Artificial intelligent assistant

Get PID of the application running in the active terminal emulator My end goal is to be able to open a new terminal window (`urxvt`) directly in the current working directory of the program running in the window currently active. I'm currently using the shell (Bash), but I don't have anything against alternatives. So far, I've got the ID of the current active window using `xdotool`: wid=$(xdotool getactivewindow) and the PID of its process using `xprop`: pid=$(xprop -id $wid _NET_WM_PID | awk '{print $NF}') but this is not the PID I'm looking for. **I want the PID of the process running in the terminal displayed in that window.** For now, I mostly want the case of a `bash` shell running in that window, but I don't see why it would depend on that. I can already get CWD from a PID using `cwd="$(readlink /proc/$pid/cwd)"`.

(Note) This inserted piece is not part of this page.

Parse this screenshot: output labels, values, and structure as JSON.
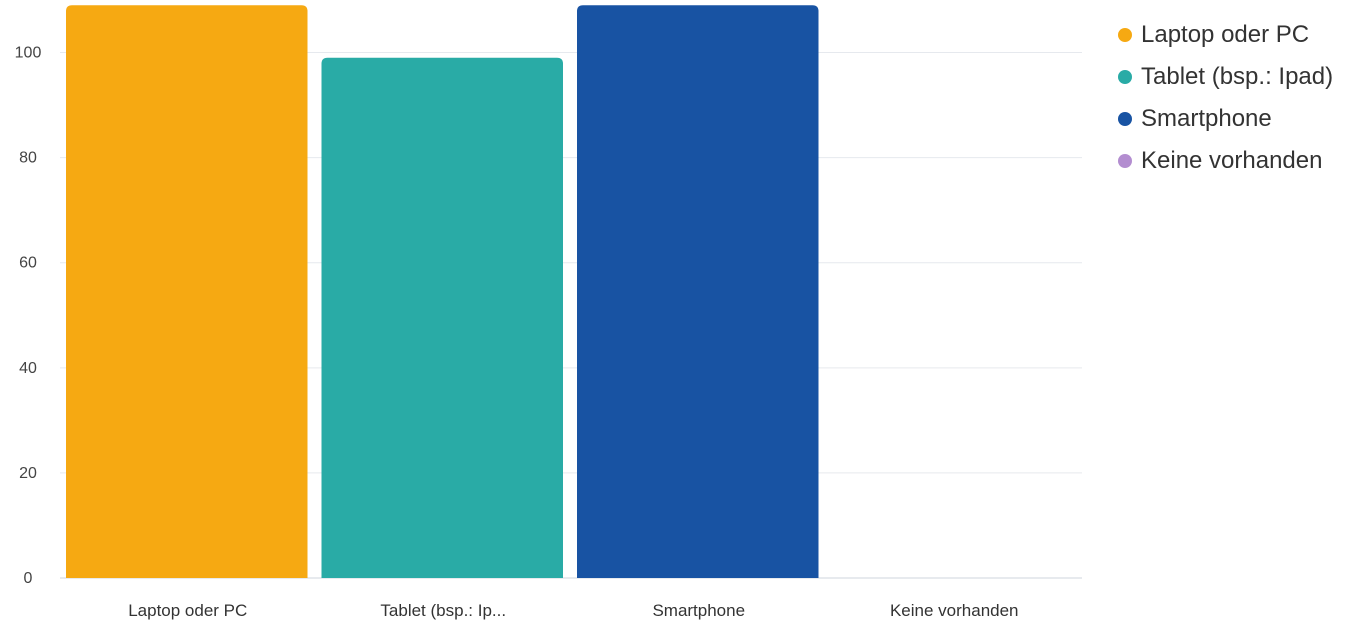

Got it! Thanks to Stephane Chazelas for the help. The trick was to look for the child processes... D'oh!

My script is now:


#!/usr/bin/env bash
ppid=$(xdotool getactivewindow getwindowpid) # PID of process in the window
pid=$(pgrep -P $ppid | tail -n1) # PID of the last child
cwd="$(readlink /proc/${pid:-$ppid}/cwd)" # current CWD of pid, or ppid if no pid
cd "$cwd"
"$@"


You can use it by simply prefixing any command with the name of the script, eg. `incwd urxvt`.

The only caveat is that some programs, like `evince`, reset their `cwd`. I doubt there's anything I can do in these cases.